Ia naik ke panggung dan melambaikan tangannya kearah para murid yang duduk menunggu sembari memasang senyum yang elegan, sungguh menyebalkan melihat seseorang yang lebih tampan dari dirimu terlebih Ia juga lebih kaya dan berbakat.

Ia meletakkan tangannya pada kristal yang ada di sekitar tempatnya itu, wajahnya tenang, bola kristal tersebut bersinar dengan terang, dengan warna pelangi.

Aku mengetahui hal itu, semuanya mengetahui. Dengan intensitas cahaya dan jumlah warnanya, tak salah lagi bahwa Ia adalah orang yang memiliki bakat dengan tingkat yang mengerikan. Aku sadar bahwa aku tak pernah mencapainya.

Ia hanya menampilkan senyum canggung dan menggaruk telinganya, yang entah gatal atau tidak, namun yang pasti, semua hal itu tidaklah mengejutkan, seperti hal yang biasa.

Aku tak tahu mengapa aku merasa itu hal biasa walau itu hal yang luar biasa, apakah karena aku tahu bahwa Ia anak dari pendiri akademi? mungkin saja seperti itu.

Namun semua orang terlihat sedikit ribut, bahkan Gorderon terlihat membuka mulutnya dengan lebar lalu berbisik pada orang yang ada di sampingnya. Ia terlihat kembali bersikap tegas selanjutnya.

"Permulaan yang sangat bagus yang ditampilkan oleh Arthur Veriz, namun karena kita tak ingin membuang banyak waktu, mari kita lanjutkan." Ia berbicara dengan nada biasa, nada yang datar tanpa kekaguman seperti yang sebelumnya Ia tunjukkan.

Tes itu berjalan dengan biasa dengan beberapa orang yang hebat, namun juga ada beberapa dari mereka yang dianggap sebagai bakat kelas bawah, aku hanya berharap bahwa setidaknya aku berada di kelas menengah.

Namaku pun akhirnya disebut oleh seorang guru bernama Gorderon itu, aku pun menaiki panggung tersebut dengan kaki yang gemetar, aku tak menyangka rasanya cukup menegangkan.

Aku menatap bola pengukir tersebut dengan canggung, rasanya cukup mengerikan.

"Apakah kau mendengarku? silahkan mulai." Gorderon berbicara dengan dingin, membuatku tersadar akan lamunanku.

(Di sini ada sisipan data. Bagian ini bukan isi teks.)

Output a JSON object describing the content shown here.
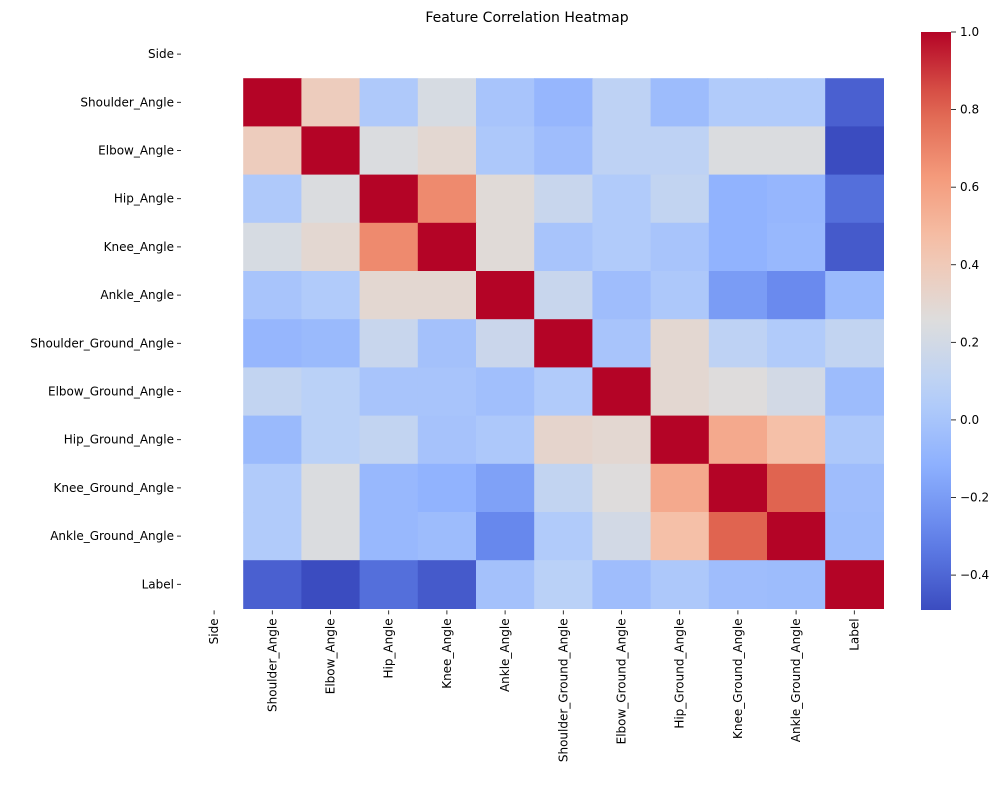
{
  "chart_data": {
    "type": "heatmap",
    "title": "Feature Correlation Heatmap",
    "xlabel": "",
    "ylabel": "",
    "colormap": "coolwarm",
    "x_categories": [
      "Side",
      "Shoulder_Angle",
      "Elbow_Angle",
      "Hip_Angle",
      "Knee_Angle",
      "Ankle_Angle",
      "Shoulder_Ground_Angle",
      "Elbow_Ground_Angle",
      "Hip_Ground_Angle",
      "Knee_Ground_Angle",
      "Ankle_Ground_Angle",
      "Label"
    ],
    "y_categories": [
      "Side",
      "Shoulder_Angle",
      "Elbow_Angle",
      "Hip_Angle",
      "Knee_Angle",
      "Ankle_Angle",
      "Shoulder_Ground_Angle",
      "Elbow_Ground_Angle",
      "Hip_Ground_Angle",
      "Knee_Ground_Angle",
      "Ankle_Ground_Angle",
      "Label"
    ],
    "values": [
      [
        null,
        null,
        null,
        null,
        null,
        null,
        null,
        null,
        null,
        null,
        null,
        null
      ],
      [
        null,
        1.0,
        0.38,
        0.03,
        0.22,
        0.0,
        -0.08,
        0.1,
        -0.05,
        0.04,
        0.04,
        -0.42
      ],
      [
        null,
        0.38,
        1.0,
        0.24,
        0.3,
        0.02,
        -0.04,
        0.1,
        0.1,
        0.24,
        0.24,
        -0.49
      ],
      [
        null,
        0.03,
        0.24,
        1.0,
        0.68,
        0.28,
        0.15,
        0.04,
        0.12,
        -0.1,
        -0.08,
        -0.37
      ],
      [
        null,
        0.22,
        0.3,
        0.68,
        1.0,
        0.28,
        0.0,
        0.04,
        0.0,
        -0.1,
        -0.07,
        -0.44
      ],
      [
        null,
        0.0,
        0.04,
        0.3,
        0.3,
        1.0,
        0.15,
        -0.04,
        0.02,
        -0.2,
        -0.27,
        -0.06
      ],
      [
        null,
        -0.08,
        -0.06,
        0.15,
        -0.02,
        0.16,
        1.0,
        0.0,
        0.3,
        0.1,
        0.04,
        0.12
      ],
      [
        null,
        0.12,
        0.08,
        0.0,
        0.0,
        -0.03,
        0.04,
        1.0,
        0.3,
        0.26,
        0.2,
        -0.05
      ],
      [
        null,
        -0.06,
        0.08,
        0.12,
        -0.01,
        0.02,
        0.32,
        0.3,
        1.0,
        0.56,
        0.46,
        0.02
      ],
      [
        null,
        0.04,
        0.24,
        -0.07,
        -0.1,
        -0.18,
        0.12,
        0.26,
        0.56,
        1.0,
        0.8,
        -0.04
      ],
      [
        null,
        0.04,
        0.24,
        -0.07,
        -0.05,
        -0.28,
        0.04,
        0.2,
        0.46,
        0.8,
        1.0,
        -0.05
      ],
      [
        null,
        -0.42,
        -0.49,
        -0.37,
        -0.44,
        -0.02,
        0.08,
        -0.04,
        0.02,
        -0.04,
        -0.05,
        1.0
      ]
    ],
    "colorbar": {
      "min": -0.49,
      "max": 1.0,
      "ticks": [
        1.0,
        0.8,
        0.6,
        0.4,
        0.2,
        0.0,
        -0.2,
        -0.4
      ],
      "tick_labels": [
        "1.0",
        "0.8",
        "0.6",
        "0.4",
        "0.2",
        "0.0",
        "−0.2",
        "−0.4"
      ]
    }
  }
}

"Ma-maafkan aku." Aku segera menyentuh bola tersebut dengan mata terpejam. Tak ada reaksi dari orang-orang yang hadir, membuatku bertanya-tanya.

Aku membuka mataku dan melihat penyebab atas diamnya orang-orang yang hadir di tempat ini, aku menemukan bahwa cahaya yang dikeluarkan oleh batu itu sama terangnya dengan yang dikeluarkan oleh Arthur yang pertama kali melakukannya.

Dan warna yang dikeluarkan oleh batu itu adalah warna putih yang artinya elemen cahaya, akulah yang menyentuhnya, aku... adalah pemilik elemen cahaya.

Ini mengejutkan, tanpa sengaja, aku memasang wajah konyol yang penuh dengan kegirangan karena kesenangan yang berlebihan karena mengetahui bakatku berada pada tingkat yang sama dengan anak dari pendiri akademi Evaria.